11/28/2007

Business Partnerships

A Look At Business Partnerships



Business partnerships are started every day by literally
thousands of small/home based business owners.


Before signing their name on the dotted line and agreeing
to the partnership, the parties involved should
discuss the pro's and con's connected
with the business venture.

What is a partnership?

According to the Small Business Administration (SBA)"a
partnership is an association of two or more people as
co-owners of a business for profit."


Experts recommend the members of the partnership
sign an agreement which shows their
obligations to the business.

Business partner roles should always be shown in
the contract. Division of profit shares for each member
should also be entered in the contract.
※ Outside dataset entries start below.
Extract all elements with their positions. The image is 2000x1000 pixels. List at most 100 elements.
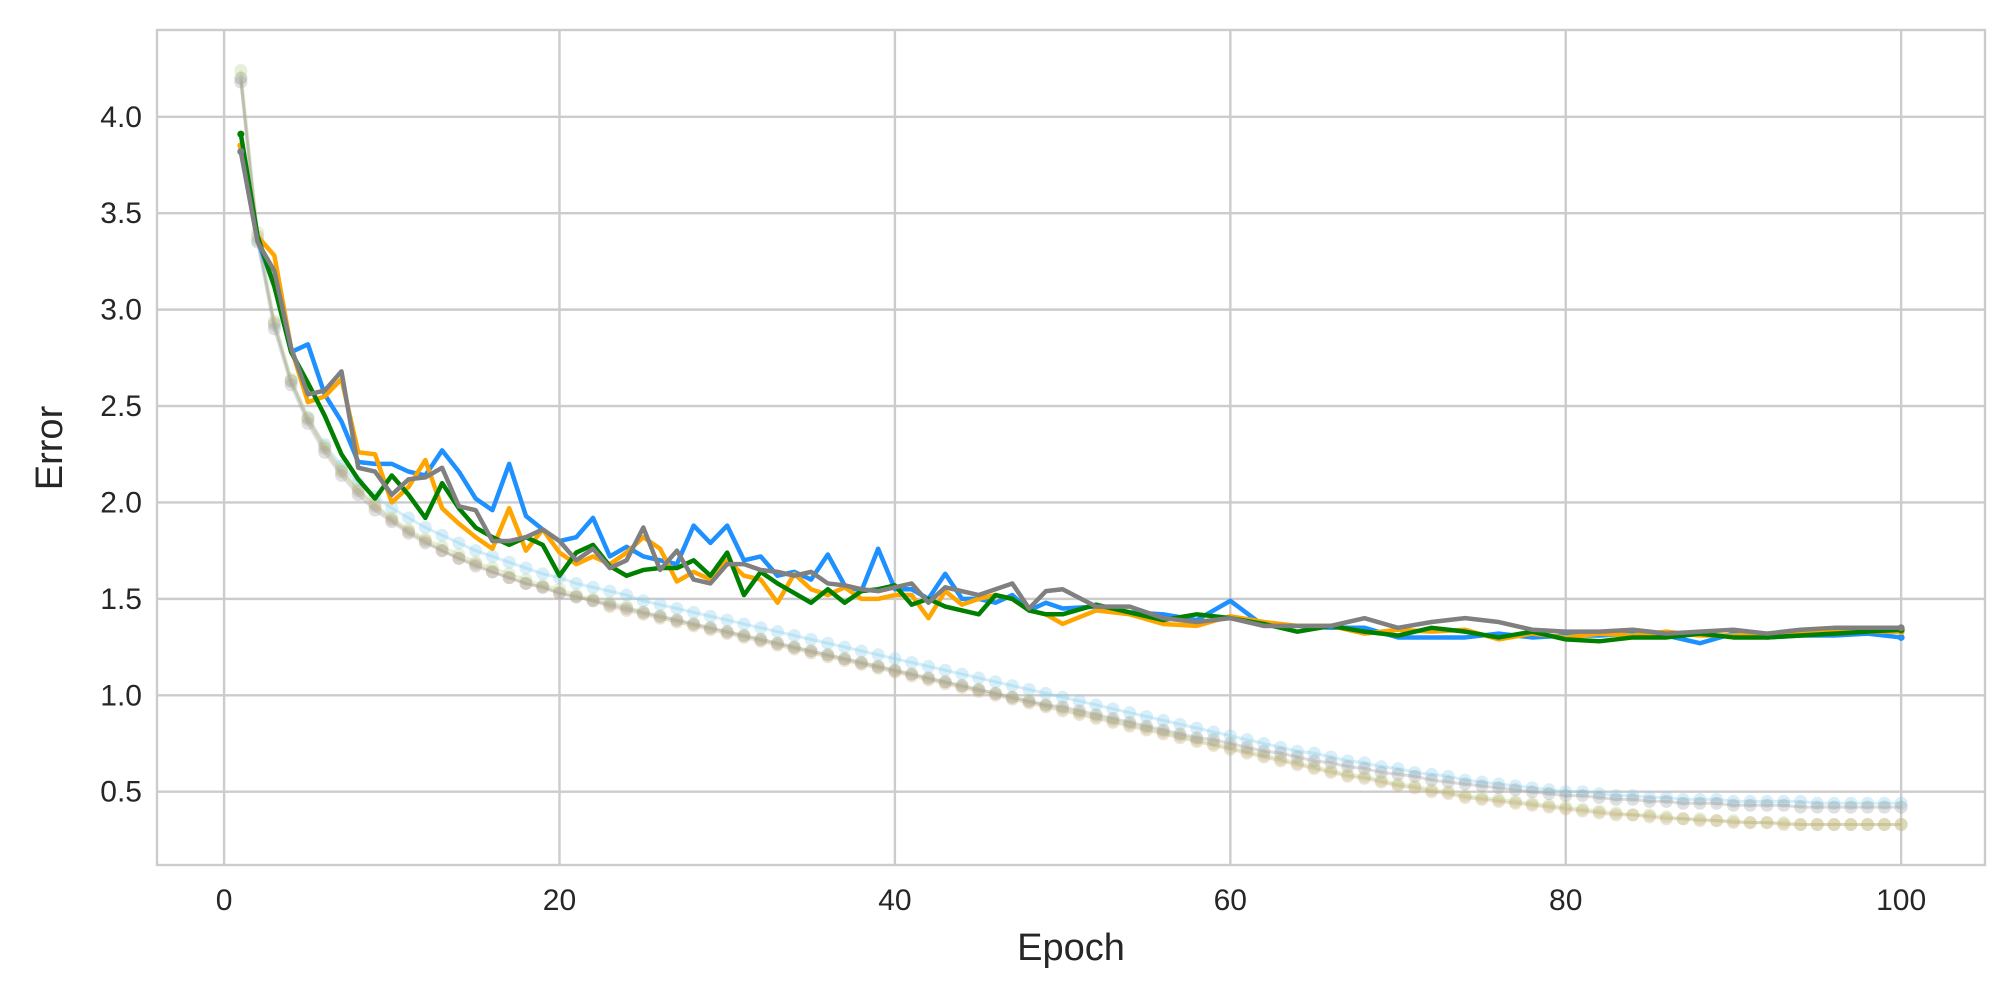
train-point [1274,747,1287,760]
train-point [955,668,968,681]
train-point [1542,801,1555,814]
train-point [989,675,1002,688]
train-point [352,488,365,501]
train-point [1559,803,1572,816]
train-point [1492,795,1505,808]
train-point [1408,781,1421,794]
train-point [1710,814,1723,827]
train-point [1828,801,1841,814]
train-point [1710,797,1723,810]
train-point [888,664,901,677]
train-point [1039,687,1052,700]
train-point [301,417,314,430]
x-tick-label: 0 [216,884,233,917]
train-point [1895,818,1908,831]
train-point [1760,816,1773,829]
train-point [519,562,532,575]
train-point [419,536,432,549]
train-point [1559,789,1572,802]
train-point [805,644,818,657]
train-point [754,633,767,646]
train-point [234,76,247,89]
train-point [1576,789,1589,802]
train-point [1677,812,1690,825]
train-point [603,598,616,611]
y-tick-label: 3.0 [100,294,142,327]
x-tick-label: 60 [1214,884,1247,917]
train-point [955,679,968,692]
validation-start-point [237,131,244,138]
train-point [1777,799,1790,812]
train-point [1392,768,1405,781]
train-point [536,567,549,580]
train-point [838,652,851,665]
train-point [704,621,717,634]
train-point [872,648,885,661]
train-point [654,610,667,623]
train-point [1509,797,1522,810]
train-point [1526,785,1539,798]
train-point [1257,745,1270,758]
train-point [1459,791,1472,804]
y-tick-label: 2.0 [100,486,142,519]
train-point [1207,733,1220,746]
train-point [1241,741,1254,754]
train-point [1794,818,1807,831]
train-point [1425,774,1438,787]
train-point [1811,818,1824,831]
train-point [805,633,818,646]
train-point [385,515,398,528]
train-point [1123,716,1136,729]
y-tick-label: 4.0 [100,101,142,134]
train-point [855,644,868,657]
train-point [1006,679,1019,692]
train-point [922,660,935,673]
train-point [872,660,885,673]
train-point [1593,791,1606,804]
train-point [570,590,583,603]
train-point [469,544,482,557]
train-point [503,556,516,569]
train-point [1291,751,1304,764]
train-point [1442,776,1455,789]
x-tick-label: 20 [543,884,576,917]
train-point [536,581,549,594]
train-point [1492,781,1505,794]
train-point [1056,700,1069,713]
x-tick-label: 100 [1876,884,1926,917]
train-point [1626,808,1639,821]
train-point [1475,793,1488,806]
train-point [737,617,750,630]
train-point [737,629,750,642]
train-point [1526,799,1539,812]
train-point [1643,810,1656,823]
train-point [721,625,734,638]
y-axis-label: Error [29,405,71,490]
train-point [1861,818,1874,831]
train-point [788,629,801,642]
train-point [318,446,331,459]
train-point [939,675,952,688]
train-point [1643,795,1656,808]
train-point [519,577,532,590]
train-point [771,637,784,650]
train-point [1844,818,1857,831]
train-point [436,529,449,542]
train-point [1861,801,1874,814]
plot-area [157,30,1985,865]
train-point [687,606,700,619]
train-point [335,469,348,482]
train-point [821,648,834,661]
train-point [1693,814,1706,827]
train-point [1542,787,1555,800]
train-point [1475,779,1488,792]
train-point [1576,805,1589,818]
train-point [570,577,583,590]
train-point [637,606,650,619]
train-point [905,668,918,681]
train-point [1442,787,1455,800]
train-point [486,550,499,563]
train-point [1341,760,1354,773]
train-point [670,614,683,627]
train-point [637,594,650,607]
One section of the contract
should show steps to end the partnership.

Note: Limited partnerships are started by co-owners who
contract to risk an agreed upon investment in the business.
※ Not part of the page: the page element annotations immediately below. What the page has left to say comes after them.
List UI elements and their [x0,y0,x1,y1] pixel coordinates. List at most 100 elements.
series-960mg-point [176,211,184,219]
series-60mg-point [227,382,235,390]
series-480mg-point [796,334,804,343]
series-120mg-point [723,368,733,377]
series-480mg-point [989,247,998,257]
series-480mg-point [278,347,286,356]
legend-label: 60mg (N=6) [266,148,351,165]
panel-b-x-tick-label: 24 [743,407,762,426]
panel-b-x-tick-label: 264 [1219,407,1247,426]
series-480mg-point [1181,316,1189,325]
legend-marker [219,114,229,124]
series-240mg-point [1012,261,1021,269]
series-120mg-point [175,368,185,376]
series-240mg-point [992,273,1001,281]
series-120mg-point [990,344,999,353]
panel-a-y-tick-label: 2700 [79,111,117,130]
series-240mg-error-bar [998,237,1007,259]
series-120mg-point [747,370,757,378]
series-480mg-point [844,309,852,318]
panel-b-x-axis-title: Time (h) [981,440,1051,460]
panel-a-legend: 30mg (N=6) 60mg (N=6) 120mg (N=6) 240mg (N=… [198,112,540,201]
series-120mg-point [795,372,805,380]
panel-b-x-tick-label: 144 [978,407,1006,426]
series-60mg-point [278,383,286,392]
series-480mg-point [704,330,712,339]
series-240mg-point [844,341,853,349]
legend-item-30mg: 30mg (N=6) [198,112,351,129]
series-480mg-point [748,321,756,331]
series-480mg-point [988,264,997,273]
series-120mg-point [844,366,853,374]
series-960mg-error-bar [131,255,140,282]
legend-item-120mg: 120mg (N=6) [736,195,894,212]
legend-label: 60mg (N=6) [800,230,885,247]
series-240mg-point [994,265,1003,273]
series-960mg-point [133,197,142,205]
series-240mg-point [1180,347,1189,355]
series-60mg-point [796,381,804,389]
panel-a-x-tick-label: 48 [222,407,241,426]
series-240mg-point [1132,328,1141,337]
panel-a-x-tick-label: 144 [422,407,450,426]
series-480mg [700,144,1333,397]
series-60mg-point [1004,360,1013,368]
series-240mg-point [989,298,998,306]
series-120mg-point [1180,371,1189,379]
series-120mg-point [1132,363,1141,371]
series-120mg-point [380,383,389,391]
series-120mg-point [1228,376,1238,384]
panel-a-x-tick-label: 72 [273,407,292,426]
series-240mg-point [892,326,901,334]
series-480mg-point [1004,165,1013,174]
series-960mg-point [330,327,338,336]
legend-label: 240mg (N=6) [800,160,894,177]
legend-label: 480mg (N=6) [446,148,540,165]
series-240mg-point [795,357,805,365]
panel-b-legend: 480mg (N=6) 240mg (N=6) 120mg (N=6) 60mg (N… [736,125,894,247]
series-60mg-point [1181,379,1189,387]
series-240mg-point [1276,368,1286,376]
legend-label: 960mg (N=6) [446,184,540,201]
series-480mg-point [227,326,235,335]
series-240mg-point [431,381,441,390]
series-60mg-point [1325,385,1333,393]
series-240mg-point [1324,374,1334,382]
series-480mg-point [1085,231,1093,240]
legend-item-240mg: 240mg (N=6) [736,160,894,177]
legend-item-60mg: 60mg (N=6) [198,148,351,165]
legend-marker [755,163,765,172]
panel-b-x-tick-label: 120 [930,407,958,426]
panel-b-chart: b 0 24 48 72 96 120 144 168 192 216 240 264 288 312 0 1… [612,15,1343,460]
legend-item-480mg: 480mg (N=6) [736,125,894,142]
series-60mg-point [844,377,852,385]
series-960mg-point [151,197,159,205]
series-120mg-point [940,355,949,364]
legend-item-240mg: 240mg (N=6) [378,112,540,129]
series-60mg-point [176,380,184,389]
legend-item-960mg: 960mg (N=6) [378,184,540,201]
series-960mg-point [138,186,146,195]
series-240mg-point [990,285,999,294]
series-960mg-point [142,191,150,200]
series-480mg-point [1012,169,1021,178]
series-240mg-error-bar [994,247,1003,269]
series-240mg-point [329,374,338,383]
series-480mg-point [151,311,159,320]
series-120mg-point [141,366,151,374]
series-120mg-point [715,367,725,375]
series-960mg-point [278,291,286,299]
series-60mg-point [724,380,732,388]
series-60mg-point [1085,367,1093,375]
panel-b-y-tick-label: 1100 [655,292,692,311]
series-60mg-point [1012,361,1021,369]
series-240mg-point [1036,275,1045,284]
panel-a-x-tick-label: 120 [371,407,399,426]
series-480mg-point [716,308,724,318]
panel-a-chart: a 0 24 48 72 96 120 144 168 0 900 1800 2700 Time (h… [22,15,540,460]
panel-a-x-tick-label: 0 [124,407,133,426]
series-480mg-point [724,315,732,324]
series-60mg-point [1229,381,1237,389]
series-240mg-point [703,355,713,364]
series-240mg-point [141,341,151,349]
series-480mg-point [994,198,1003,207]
All members involved in the partnership should hire an
experienced contract lawyer to handle legal matter.s This step
will protect all partners involed in the business.


Advantages

A partnership is easier to start than a corporation.

Partnership are easier to deal with than corporation although
less flexible than a proprietorship.

The partnership pays no federal or state taxes.
The profits obtained from the business go directly to the
partners.

Partnerships, like proprietorships, pay no state or
federal tax. Although, partners are required to pay personal tax on all
business profits.

Startup Money- is easier to obtain for a partnership
than a sole proprietorship because two or more owners are able to invest
money in the venture.

The skills and experience of all partners are combined to handle
decisions.


Disadvantages


If one partner wishes to end the business the
partnership will terminate. Buy out issues might arise. This is
one reason why buy out issues should be covered in a written
contract before entering into the partnership.
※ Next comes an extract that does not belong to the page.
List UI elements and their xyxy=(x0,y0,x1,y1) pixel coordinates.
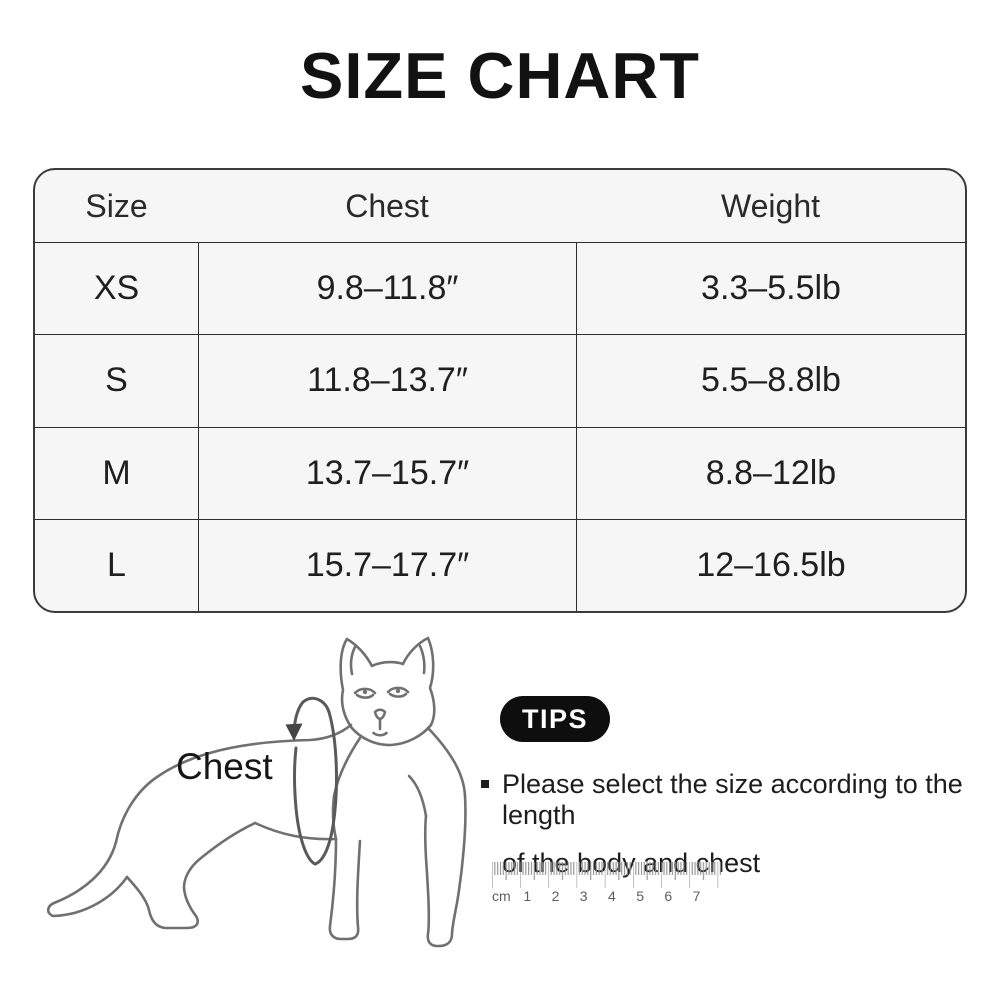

Partnerships have to jump through many hoops to obtain the
financing they require while corporations find an easier
road to travel when seeking financing.

Note that each partner is liable for the business debts incurred
by other business partners. So if one business partner makes a very
costly business decision the other partners will also
be liable for the debt.


A blending of experiences and skills is one unique advantage
of a good partnership. A clear advantage over a
sole proprietorship where limited skills/experience might
limit success. Although the Partnership might sound good
on the surface you should choose business partners carefully.